Here, we are looking into the basic thoughts we could have that could destroy a very loving relationship. We have those thoughts like;
The All-or-Nothing Trap: You see your partner as either always doing the wrong thing, or never doing the right thing. (“He always has to be right!”)
Catastrophic Conclusions: One partner exaggerates negative actions and events concerning the other partner.
The “Should” Bomb: One partner assumes the other will meet one or more of his or her needs—just because he or she should knows that need.
Label Slinging: You unfairly, and negatively, label your partner and lose sight of his or her positive qualities. (“You are so lazy!”)
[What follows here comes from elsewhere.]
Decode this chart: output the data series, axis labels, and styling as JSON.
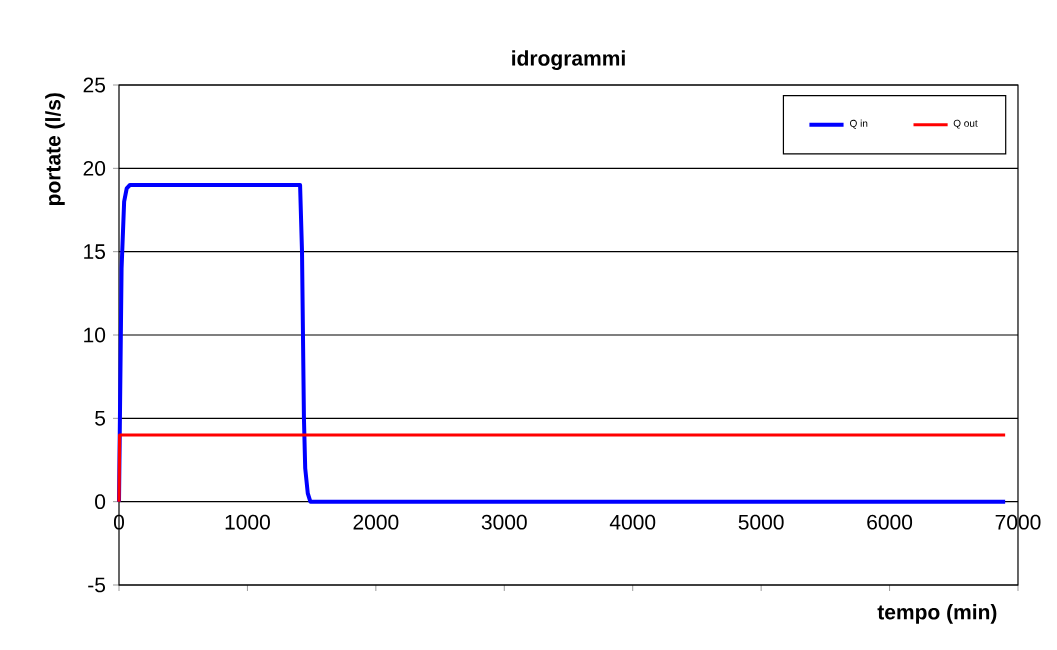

The Blame Game: You unfairly, and irrationally, blame your partner for relationship issues, or bigger issues. (“My life only sucks because of you!”)
Emotional Short Circuits: Emotional short circuits occur when one partner becomes convinced that his or her partner’s emotions can’t be “handled.
Overactive Imagination: In this case, you reach negative conclusions about your partner that are not based in reality. (“She’s so preoccupied lately; she must be having an affair.”)
Head Game Gamble: You try to outsmart your partner by erroneously assuming he or she has certain motives.
Disillusionment Doom: This occurs when partners focus on idealized expectations of their partner that are rooted in the past.
While there may certainly be kernels of truth underlying some of these types of toxic thoughts, it is the extent to which we distort, exaggerate, and overly focus on them that can suck the joy out of loving relationships. But being able to look for, and then dwell on, your partner’s positive qualities and behaviors is the key to overcoming these toxic thoughts about him or her.